Field (Variable) Types
Icons appear next to fields in field lists to indicate the field type and data type. Icons also identify multiple response sets.
|Multiple response set type||Icon|
|Multiple response set, multiple categories||
|Multiple response set, multiple dichotomies||
A field's measurement level is important when you create a visualization. Following is a description of the measurement levels. You can temporarily change the measurement level by right-clicking a field in a field list and choosing an option. In most cases, you need to consider only the two broadest classifications of fields, categorical and continuous:
Categorical. Data with a limited number of distinct values or categories (for example, gender or religion). Categorical fields can be string (alphanumeric) or numeric fields that use numeric codes to represent categories (for example, 0 = male and 1 = female). Also referred to as qualitative data. Sets, ordered sets, and flags are all categorical fields.
- Set. A field/variable whose values represent categories with no intrinsic ranking (for example, the department of the company in which an employee works). Examples of nominal variables include region, zip code, and religious affiliation. Also known as a nominal variable.
- Ordered Set. A field/variable whose values represent categories with some intrinsic ranking (for example, levels of service satisfaction from highly dissatisfied to highly satisfied). Examples of ordered sets include attitude scores representing degree of satisfaction or confidence and preference rating scores. Also known as an ordinal variable.
- Flag. A field/variable with two distinct values, such as Yes and No or 1 and 2. Also known as a dichotomous or binary variable.Note that IBM® SPSS® Statistics treats flags as sets (nominal variables).
Continuous. Data measured on an interval or ratio scale, where the data values indicate both the order of values and the distance between values. For example, a salary of $72,195 is higher than a salary of $52,398, and the distance between the two values is $19,797. Also referred to as quantitative, scale, or numeric range data.
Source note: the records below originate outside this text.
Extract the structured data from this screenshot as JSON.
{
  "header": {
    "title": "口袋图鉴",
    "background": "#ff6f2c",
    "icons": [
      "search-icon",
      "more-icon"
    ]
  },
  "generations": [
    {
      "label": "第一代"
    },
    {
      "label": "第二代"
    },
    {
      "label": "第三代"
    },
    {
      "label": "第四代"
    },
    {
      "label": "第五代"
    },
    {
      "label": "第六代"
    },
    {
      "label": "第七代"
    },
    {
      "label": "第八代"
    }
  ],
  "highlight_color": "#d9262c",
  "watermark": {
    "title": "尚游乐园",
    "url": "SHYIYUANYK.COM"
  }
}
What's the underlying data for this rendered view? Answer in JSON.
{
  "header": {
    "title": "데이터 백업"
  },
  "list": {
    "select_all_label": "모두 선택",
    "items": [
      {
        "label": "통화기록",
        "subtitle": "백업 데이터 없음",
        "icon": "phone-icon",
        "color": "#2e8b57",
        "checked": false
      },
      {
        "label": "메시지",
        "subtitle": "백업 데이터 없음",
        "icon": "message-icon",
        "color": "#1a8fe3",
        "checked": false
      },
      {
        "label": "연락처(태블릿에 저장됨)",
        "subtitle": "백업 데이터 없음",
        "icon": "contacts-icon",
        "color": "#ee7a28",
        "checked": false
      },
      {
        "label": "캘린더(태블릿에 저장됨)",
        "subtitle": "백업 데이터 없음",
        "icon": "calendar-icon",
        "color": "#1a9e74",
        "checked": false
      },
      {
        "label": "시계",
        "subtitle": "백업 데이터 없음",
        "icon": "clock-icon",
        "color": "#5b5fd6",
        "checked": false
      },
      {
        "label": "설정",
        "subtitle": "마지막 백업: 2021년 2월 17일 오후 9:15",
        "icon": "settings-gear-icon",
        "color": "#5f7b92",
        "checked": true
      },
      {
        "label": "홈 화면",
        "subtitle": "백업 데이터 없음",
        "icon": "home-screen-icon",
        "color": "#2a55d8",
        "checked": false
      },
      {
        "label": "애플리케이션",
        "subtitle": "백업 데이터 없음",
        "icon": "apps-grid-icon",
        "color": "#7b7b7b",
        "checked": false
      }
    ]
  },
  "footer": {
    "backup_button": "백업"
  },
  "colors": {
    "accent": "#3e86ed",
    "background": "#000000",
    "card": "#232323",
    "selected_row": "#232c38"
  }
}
Categorical fields define categories in the visualization, typically to draw separate graphic elements or to group graphic elements. Continuous fields are often summarized within categories of categorical fields. For example, a default visualization of income for gender categories would display the mean income for males and the mean income for females. The raw values for continuous fields can also be plotted, as in a scatterplot. For example, a scatterplot may show the current salary and beginning salary for each case. A categorical field could be used to group the cases by gender.
Measurement level isn't the only property of a field that determines its type. A field is also stored as a specific data type. Possible data types are strings (non-numeric data such as letters), numeric values (real numbers), and dates. Unlike the measurement level, a field's data type cannot be changed temporarily. You must change the way the data are stored in the original data set.
Multiple Response Sets
Some data files support a special kind of "field" called a multiple response set. Multiple response sets aren't really "fields" in the normal sense. Multiple response sets use multiple fields to record responses to questions where the respondent can give more than one answer. Multiple response sets are treated like categorical fields, and most of the things you can do with categorical fields, you can also do with multiple response sets.
Multiple response sets can be multiple dichotomy sets or multiple category sets.
Multiple dichotomy sets. A multiple dichotomy set typically consists of multiple dichotomous fields: fields with only two possible values of a yes/no, present/absent, checked/not checked nature. Although the fields may not be strictly dichotomous, all of the fields in the set are coded the same way.
For example, a survey provides five possible responses to the question, "Which of the following sources do you rely on for news?" The respondent can indicate multiple choices by checking a box next to each choice. The five responses become five fields in the data file, coded 0 for No (not checked) and 1 for Yes (checked).
Multiple category sets. A multiple category set consists of multiple fields, all coded the same way, often with many possible response categories. For example, a survey item states, "Name up to three nationalities that best describe your ethnic heritage." There may be hundreds of possible responses, but for coding purposes the list is limited to the 40 most common nationalities, with everything else relegated to an "other" category. In the data file, the three choices become three fields, each with 41 categories (40 coded nationalities and one "other" category).